自己更是拖累了大將軍府。
顧奕懷瞧她略帶冷淡的臉色,戰場上的一員猛將也微紅了眼眶,他猛的一昂頭聲音粗嘎:“茉莉姨娘已被爹爹關了禁閉,凍傷膏亦帶了過來。”
顧溫涼露出一個淡雅的笑容,徐徐開了口:“溫涼就替青桃謝過爹爹了。

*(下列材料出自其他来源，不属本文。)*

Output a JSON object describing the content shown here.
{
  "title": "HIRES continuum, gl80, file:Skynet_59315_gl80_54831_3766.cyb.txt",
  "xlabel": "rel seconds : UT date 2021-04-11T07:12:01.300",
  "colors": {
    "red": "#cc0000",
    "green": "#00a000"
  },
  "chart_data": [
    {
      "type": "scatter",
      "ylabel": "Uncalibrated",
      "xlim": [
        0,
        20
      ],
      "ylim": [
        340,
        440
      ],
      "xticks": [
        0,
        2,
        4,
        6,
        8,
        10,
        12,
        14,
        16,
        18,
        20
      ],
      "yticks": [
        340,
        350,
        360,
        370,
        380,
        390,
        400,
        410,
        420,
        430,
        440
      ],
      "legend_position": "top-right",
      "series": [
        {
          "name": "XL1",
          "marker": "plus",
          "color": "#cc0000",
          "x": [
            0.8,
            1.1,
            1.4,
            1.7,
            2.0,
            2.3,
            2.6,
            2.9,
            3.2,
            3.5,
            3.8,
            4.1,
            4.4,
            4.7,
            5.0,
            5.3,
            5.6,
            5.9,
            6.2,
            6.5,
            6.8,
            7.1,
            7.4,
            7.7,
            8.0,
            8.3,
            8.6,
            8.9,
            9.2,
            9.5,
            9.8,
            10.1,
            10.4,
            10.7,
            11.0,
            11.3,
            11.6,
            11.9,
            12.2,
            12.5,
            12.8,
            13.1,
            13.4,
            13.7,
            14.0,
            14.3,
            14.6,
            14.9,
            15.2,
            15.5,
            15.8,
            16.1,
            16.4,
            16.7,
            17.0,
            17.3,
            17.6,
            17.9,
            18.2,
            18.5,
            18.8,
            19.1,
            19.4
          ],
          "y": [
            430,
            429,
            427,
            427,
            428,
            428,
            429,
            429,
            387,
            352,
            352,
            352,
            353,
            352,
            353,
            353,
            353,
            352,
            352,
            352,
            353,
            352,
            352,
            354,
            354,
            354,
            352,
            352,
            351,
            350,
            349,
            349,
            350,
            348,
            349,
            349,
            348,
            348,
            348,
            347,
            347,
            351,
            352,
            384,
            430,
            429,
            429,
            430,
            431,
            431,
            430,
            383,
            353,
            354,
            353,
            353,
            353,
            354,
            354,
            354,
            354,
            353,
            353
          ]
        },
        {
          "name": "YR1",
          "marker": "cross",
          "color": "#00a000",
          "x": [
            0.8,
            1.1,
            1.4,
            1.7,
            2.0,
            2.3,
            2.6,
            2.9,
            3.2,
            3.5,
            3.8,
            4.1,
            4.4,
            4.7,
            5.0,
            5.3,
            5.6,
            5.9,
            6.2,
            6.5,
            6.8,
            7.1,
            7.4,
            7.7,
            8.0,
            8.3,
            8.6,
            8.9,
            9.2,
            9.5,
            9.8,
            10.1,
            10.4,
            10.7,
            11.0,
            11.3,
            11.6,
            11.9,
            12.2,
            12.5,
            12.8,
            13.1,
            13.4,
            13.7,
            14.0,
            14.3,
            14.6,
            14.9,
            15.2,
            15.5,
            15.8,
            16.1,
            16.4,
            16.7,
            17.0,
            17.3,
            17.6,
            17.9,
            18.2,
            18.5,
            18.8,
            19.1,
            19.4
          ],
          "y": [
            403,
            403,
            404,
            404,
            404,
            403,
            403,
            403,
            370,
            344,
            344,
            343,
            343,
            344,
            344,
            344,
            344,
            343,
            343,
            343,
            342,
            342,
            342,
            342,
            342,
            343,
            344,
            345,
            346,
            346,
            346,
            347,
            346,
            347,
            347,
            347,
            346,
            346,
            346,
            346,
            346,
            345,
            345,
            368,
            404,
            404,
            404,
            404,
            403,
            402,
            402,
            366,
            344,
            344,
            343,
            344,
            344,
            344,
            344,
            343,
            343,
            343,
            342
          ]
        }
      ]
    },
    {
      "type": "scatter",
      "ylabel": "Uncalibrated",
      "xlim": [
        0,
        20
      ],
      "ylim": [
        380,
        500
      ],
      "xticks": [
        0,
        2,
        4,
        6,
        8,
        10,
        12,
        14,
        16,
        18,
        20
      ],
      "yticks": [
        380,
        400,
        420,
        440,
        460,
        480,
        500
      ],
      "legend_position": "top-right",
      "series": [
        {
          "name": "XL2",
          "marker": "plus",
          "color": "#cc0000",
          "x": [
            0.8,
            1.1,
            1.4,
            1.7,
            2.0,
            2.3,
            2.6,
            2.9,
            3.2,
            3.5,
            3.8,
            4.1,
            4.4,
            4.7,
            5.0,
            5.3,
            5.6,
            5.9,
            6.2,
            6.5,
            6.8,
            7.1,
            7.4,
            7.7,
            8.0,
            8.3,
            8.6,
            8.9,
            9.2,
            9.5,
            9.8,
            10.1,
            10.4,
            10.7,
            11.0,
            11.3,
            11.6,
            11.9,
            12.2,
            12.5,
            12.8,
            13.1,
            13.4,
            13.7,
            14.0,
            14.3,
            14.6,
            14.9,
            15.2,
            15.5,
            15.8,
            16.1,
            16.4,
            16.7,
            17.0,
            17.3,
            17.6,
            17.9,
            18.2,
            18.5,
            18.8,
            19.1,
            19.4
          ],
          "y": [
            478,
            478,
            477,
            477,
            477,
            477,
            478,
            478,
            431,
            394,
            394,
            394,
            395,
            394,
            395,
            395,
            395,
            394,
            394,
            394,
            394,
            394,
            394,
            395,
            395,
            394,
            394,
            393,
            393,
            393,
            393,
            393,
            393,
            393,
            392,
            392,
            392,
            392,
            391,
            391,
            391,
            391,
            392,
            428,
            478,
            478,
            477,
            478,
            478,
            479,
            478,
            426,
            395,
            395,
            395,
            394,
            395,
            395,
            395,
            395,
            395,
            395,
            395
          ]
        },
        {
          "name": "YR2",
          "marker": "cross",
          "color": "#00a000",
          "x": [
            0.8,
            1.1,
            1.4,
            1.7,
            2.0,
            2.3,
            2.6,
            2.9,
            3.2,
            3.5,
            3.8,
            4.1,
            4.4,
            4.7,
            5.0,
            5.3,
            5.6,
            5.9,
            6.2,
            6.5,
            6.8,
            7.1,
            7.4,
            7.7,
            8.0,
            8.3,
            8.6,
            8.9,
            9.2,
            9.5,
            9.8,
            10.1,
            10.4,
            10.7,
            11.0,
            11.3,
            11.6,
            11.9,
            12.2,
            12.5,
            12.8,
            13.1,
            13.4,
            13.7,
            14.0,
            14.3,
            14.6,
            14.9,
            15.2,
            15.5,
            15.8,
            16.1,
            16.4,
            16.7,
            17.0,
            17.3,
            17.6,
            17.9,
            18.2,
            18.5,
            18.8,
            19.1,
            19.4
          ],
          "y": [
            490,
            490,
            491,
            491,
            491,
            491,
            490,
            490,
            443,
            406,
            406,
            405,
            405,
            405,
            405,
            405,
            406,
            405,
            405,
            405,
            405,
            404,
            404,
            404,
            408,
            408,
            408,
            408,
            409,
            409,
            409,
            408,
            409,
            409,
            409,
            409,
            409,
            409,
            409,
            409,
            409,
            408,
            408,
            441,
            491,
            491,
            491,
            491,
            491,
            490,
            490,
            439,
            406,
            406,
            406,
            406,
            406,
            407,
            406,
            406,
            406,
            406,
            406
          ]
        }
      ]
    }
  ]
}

”
兩輩子,她的印象裏都未有娘親的影子,從來都是形單影隻清清冷冷,顧奕懷忙著行軍打仗顧不上她,久而久之,她對親情就更是麻木。
隻是掛在顧奕懷書房裏的那副畫像,她瞧過不止一次。
畫中的人兒有著雅致的麵容,笑起來又是溫和又是親切,還有如出一轍的小梨渦。
顧奕懷眼底閃過一絲傷懷,而後道:“是我對不起你娘。”
“你娘親在世時爹爹覺得她所做的所有事全是理所應當的,直到她死在我的懷裏,粘稠的血液滴到臉上,我才好似醒了。”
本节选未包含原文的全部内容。